We have made significant progress over the past nine years since the passing of the Affordable Care Act, and in many respects, we are living in a golden era for healthcare innovation. But the complexity of the challenges that our healthcare organizations face has increased: an aging population, tight labor markets and resources, new technologies, regulatory and economic changes, supplier consolidation, and more. Costs continue to rise faster than patient revenue, and reimbursement rates have declined.

To every senior healthcare executive, the topic of cost management is a common refrain that underscores the business reality — trying to do more with less. Hospital budgets are tight and getting tighter. Patients and families rely on you for a wide range of health care services every day. Your community’s well-being aligns closely to your Hospital’s financial well-being. In this environment, it is more important than ever to understand the value of the available possibilities. For many healthcare organizations, it is an unsustainable path which requires re-visiting old assumptions.
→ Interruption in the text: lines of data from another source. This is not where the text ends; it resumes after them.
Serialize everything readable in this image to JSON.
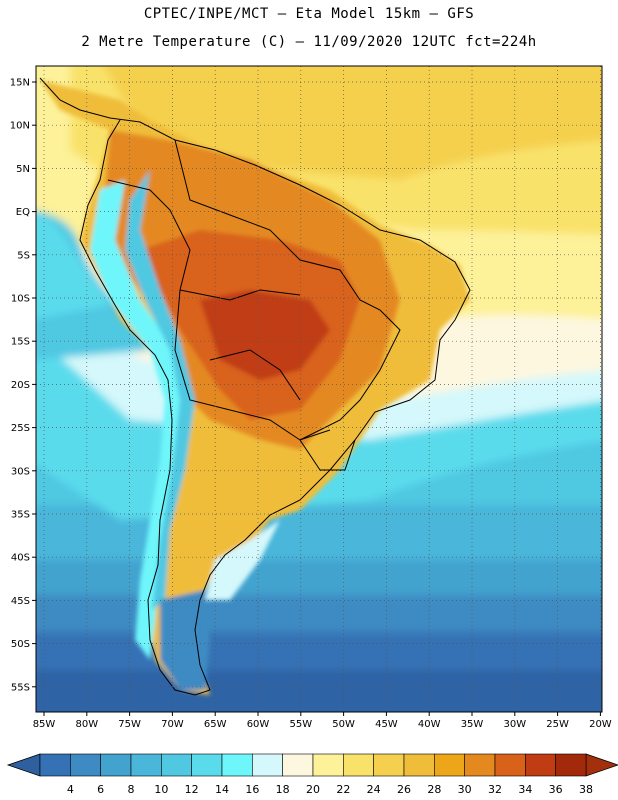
{
  "header": {
    "line1": "CPTEC/INPE/MCT –  Eta Model 15km – GFS",
    "line2": "2 Metre Temperature (C) – 11/09/2020 12UTC fct=224h"
  },
  "map": {
    "lat_labels": [
      "15N",
      "10N",
      "5N",
      "EQ",
      "5S",
      "10S",
      "15S",
      "20S",
      "25S",
      "30S",
      "35S",
      "40S",
      "45S",
      "50S",
      "55S"
    ],
    "lon_labels": [
      "85W",
      "80W",
      "75W",
      "70W",
      "65W",
      "60W",
      "55W",
      "50W",
      "45W",
      "40W",
      "35W",
      "30W",
      "25W",
      "20W"
    ]
  },
  "colorbar": {
    "colors": [
      "#3572b5",
      "#3d8bc2",
      "#43a3cf",
      "#4ab6da",
      "#50c8e2",
      "#5adbec",
      "#6ef6fb",
      "#d4f8fb",
      "#fdf7e0",
      "#fdf199",
      "#f9e26a",
      "#f4d04e",
      "#f0bd3b",
      "#eda51a",
      "#e48920",
      "#d9621a",
      "#c03c12",
      "#a22a0a"
    ],
    "labels": [
      "4",
      "6",
      "8",
      "10",
      "12",
      "14",
      "16",
      "18",
      "20",
      "22",
      "24",
      "26",
      "28",
      "30",
      "32",
      "34",
      "36",
      "38"
    ]
  }
}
As a senior executive of a community-based, mission-driven health care organization, you and your team have already taken a close look at expenses. Perhaps you identified savings opportunities in several expense categories and made some changes leading to improved cash flow. You believe additional savings are unlikely. But are there ways to unearth even more savings without compromising quality or service? Consider what you could do by recovering additional cash flow hidden in your supplier base. You could fund new projects, or enhance existing services or programs to help improve the health of residents in the communities you serve.

Discovering additional savings isn’t wishful thinking. It’s achievable. How? A refocused approach to examining and evaluating your cost management strategies and the underlying assumptions that many organizations have embedded in their practices. Over the next three issues, we will explore ways in which you and your organization can incorporate fresh ideas and examine old paradigms to achieve more significant and more sustainable results.

Just as you incorporate best practices in your business, I’d like to share some practical tips to help you move further along the continuum from “good” to “exceptional” — best practices based on my experience helping organizations like yours.